Véritable hommage à la saga James Bond et aux fumetti neri, Reflet dans un diamant mort nous invite à rentrer dans la psyché tourmenté d'un agent secret à la retraite, séjournant, errant dans un hôtel sur la Côte d'Azur à la manière de "Mort à Venise". Très vite son passé le rattrape et il se retrouve confronté au spectre de son ennemie de toujours "Serpentik" qu'il n'a jamais réussi à démasquer. Le procédé narrative, en sans cesse "aller-retour", va et vient, noie le spectateur au même titre qu'il l'enivre. Notre esprit tourbillonne pendant 1h30 dans ce flots de scènes tantôt psychédéliques, tantôt bordéliques, rendant un hommage vibrant à tout un pan de cinéma des années 60-80. On remonte ainsi la mémoire tout aussi chaotique du vieil agent et on s'y perd littéralement, venant à douter de ce qui est réel et de ce qui ne l'est pas. Le duo de réalisateur n'hésiteront pas non plus à rajouter la mise en abîme, afin de rendre l'expérience plus infernale. Et si finalement nous n'étions pas plongé dans l'enfer de John D ? Revivant incessamment ses scènes de violences, d'échecs, de tortures, jusqu'à ce que celle-ci finissent par le rattraper et le punissent. Car John a bien des choses à se reprocher...

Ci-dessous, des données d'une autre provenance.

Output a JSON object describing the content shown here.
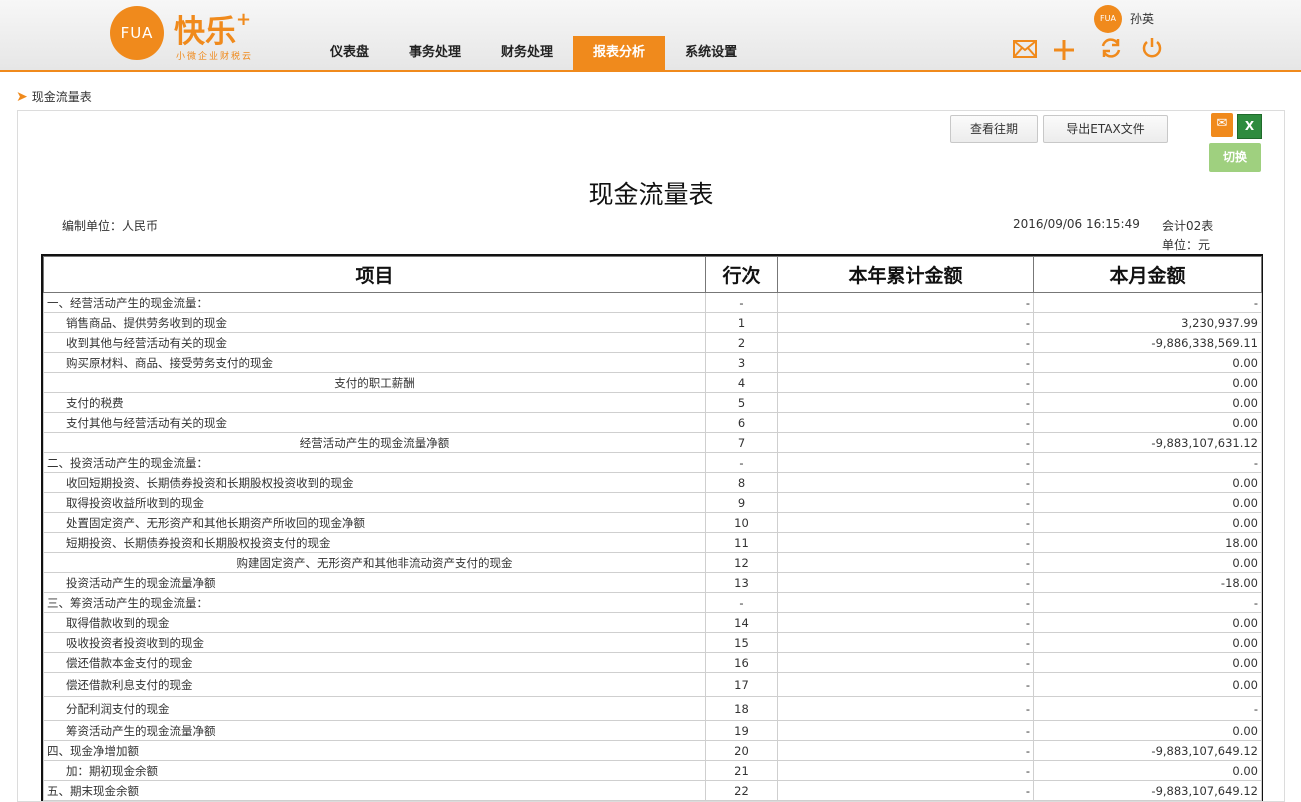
{
  "header": {
    "logo_text": "FUA",
    "brand": "快乐",
    "brand_plus": "+",
    "slogan": "小微企业财税云",
    "nav": [
      {
        "label": "仪表盘",
        "active": false
      },
      {
        "label": "事务处理",
        "active": false
      },
      {
        "label": "财务处理",
        "active": false
      },
      {
        "label": "报表分析",
        "active": true
      },
      {
        "label": "系统设置",
        "active": false
      }
    ],
    "user": {
      "avatar_text": "FUA",
      "name": "孙英"
    },
    "icons": [
      "mail-icon",
      "plus-icon",
      "refresh-icon",
      "power-icon"
    ]
  },
  "breadcrumb": {
    "label": "现金流量表"
  },
  "toolbar": {
    "history_label": "查看往期",
    "export_label": "导出ETAX文件",
    "switch_label": "切换"
  },
  "report": {
    "title": "现金流量表",
    "unit_org": "编制单位：人民币",
    "datetime": "2016/09/06 16:15:49",
    "form_no": "会计02表",
    "currency": "单位：元",
    "columns": [
      "项目",
      "行次",
      "本年累计金额",
      "本月金额"
    ],
    "rows": [
      {
        "item": "一、经营活动产生的现金流量：",
        "line": "-",
        "year": "-",
        "month": "-",
        "style": "section"
      },
      {
        "item": "销售商品、提供劳务收到的现金",
        "line": "1",
        "year": "-",
        "month": "3,230,937.99",
        "style": "ind1"
      },
      {
        "item": "收到其他与经营活动有关的现金",
        "line": "2",
        "year": "-",
        "month": "-9,886,338,569.11",
        "style": "ind1"
      },
      {
        "item": "购买原材料、商品、接受劳务支付的现金",
        "line": "3",
        "year": "-",
        "month": "0.00",
        "style": "ind1"
      },
      {
        "item": "支付的职工薪酬",
        "line": "4",
        "year": "-",
        "month": "0.00",
        "style": "center"
      },
      {
        "item": "支付的税费",
        "line": "5",
        "year": "-",
        "month": "0.00",
        "style": "ind1"
      },
      {
        "item": "支付其他与经营活动有关的现金",
        "line": "6",
        "year": "-",
        "month": "0.00",
        "style": "ind1"
      },
      {
        "item": "经营活动产生的现金流量净额",
        "line": "7",
        "year": "-",
        "month": "-9,883,107,631.12",
        "style": "center"
      },
      {
        "item": "二、投资活动产生的现金流量：",
        "line": "-",
        "year": "-",
        "month": "-",
        "style": "section"
      },
      {
        "item": "收回短期投资、长期债券投资和长期股权投资收到的现金",
        "line": "8",
        "year": "-",
        "month": "0.00",
        "style": "ind1"
      },
      {
        "item": "取得投资收益所收到的现金",
        "line": "9",
        "year": "-",
        "month": "0.00",
        "style": "ind1"
      },
      {
        "item": "处置固定资产、无形资产和其他长期资产所收回的现金净额",
        "line": "10",
        "year": "-",
        "month": "0.00",
        "style": "ind1"
      },
      {
        "item": "短期投资、长期债券投资和长期股权投资支付的现金",
        "line": "11",
        "year": "-",
        "month": "18.00",
        "style": "ind1"
      },
      {
        "item": "购建固定资产、无形资产和其他非流动资产支付的现金",
        "line": "12",
        "year": "-",
        "month": "0.00",
        "style": "center"
      },
      {
        "item": "投资活动产生的现金流量净额",
        "line": "13",
        "year": "-",
        "month": "-18.00",
        "style": "ind1"
      },
      {
        "item": "三、筹资活动产生的现金流量：",
        "line": "-",
        "year": "-",
        "month": "-",
        "style": "section"
      },
      {
        "item": "取得借款收到的现金",
        "line": "14",
        "year": "-",
        "month": "0.00",
        "style": "ind1"
      },
      {
        "item": "吸收投资者投资收到的现金",
        "line": "15",
        "year": "-",
        "month": "0.00",
        "style": "ind1"
      },
      {
        "item": "偿还借款本金支付的现金",
        "line": "16",
        "year": "-",
        "month": "0.00",
        "style": "ind1"
      },
      {
        "item": "偿还借款利息支付的现金",
        "line": "17",
        "year": "-",
        "month": "0.00",
        "style": "ind1 tall"
      },
      {
        "item": "分配利润支付的现金",
        "line": "18",
        "year": "-",
        "month": "-",
        "style": "ind1 tall"
      },
      {
        "item": "筹资活动产生的现金流量净额",
        "line": "19",
        "year": "-",
        "month": "0.00",
        "style": "ind1"
      },
      {
        "item": "四、现金净增加额",
        "line": "20",
        "year": "-",
        "month": "-9,883,107,649.12",
        "style": "section"
      },
      {
        "item": "加：期初现金余额",
        "line": "21",
        "year": "-",
        "month": "0.00",
        "style": "ind1"
      },
      {
        "item": "五、期末现金余额",
        "line": "22",
        "year": "-",
        "month": "-9,883,107,649.12",
        "style": "section"
      }
    ]
  }
}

Toujours violent, même gore et érotique, le film survitamine, inonde sa pellicule d'idées de mise en scènes, de couleurs bariolées, saturées, de mouvements de caméra extravagants mais qui racontent toujours quelque chose. Le récit d'ailleurs labyrinthique, fragmenté, à la manière d'un kaléidoscope, arrive tout de même à se suivre (de manière non linéaire donc) et n’aboutis jamais à un cul de sac..tout ce qui est montré à une signification, même dans le sens le plus symbolique de terme, le spectateur même perdu, finira toujours par trouver un chemin, du sens. De plus le film n'a pas que pour lui sa forme cérébrale, qui nécessitera sans doute plusieurs visionnages, c'est aussi un film incarné, sensoriel, sensuel, érotique, viscéral, dans lequel le corps a une place de premier ordre. On le voit dans l'importance données aux chorégraphies, à la peau déchirée, entaillée, scarifiée, dans ce jeu de chat et de la souris entre John D. et Serpentik, basé sur l'attirance-répulsion. Les valeurs s'inversent progressivement, et le héros revêt le masque de l'infamie tandis que la femme "Diabolique" arbore petit à petit celui de la justicière. On assiste à une véritable déconstruction du mythe de l'agent secret et c'est un bonheur à suivre d'autant qu'on oublie pas d'humaniser un peu "le monstre".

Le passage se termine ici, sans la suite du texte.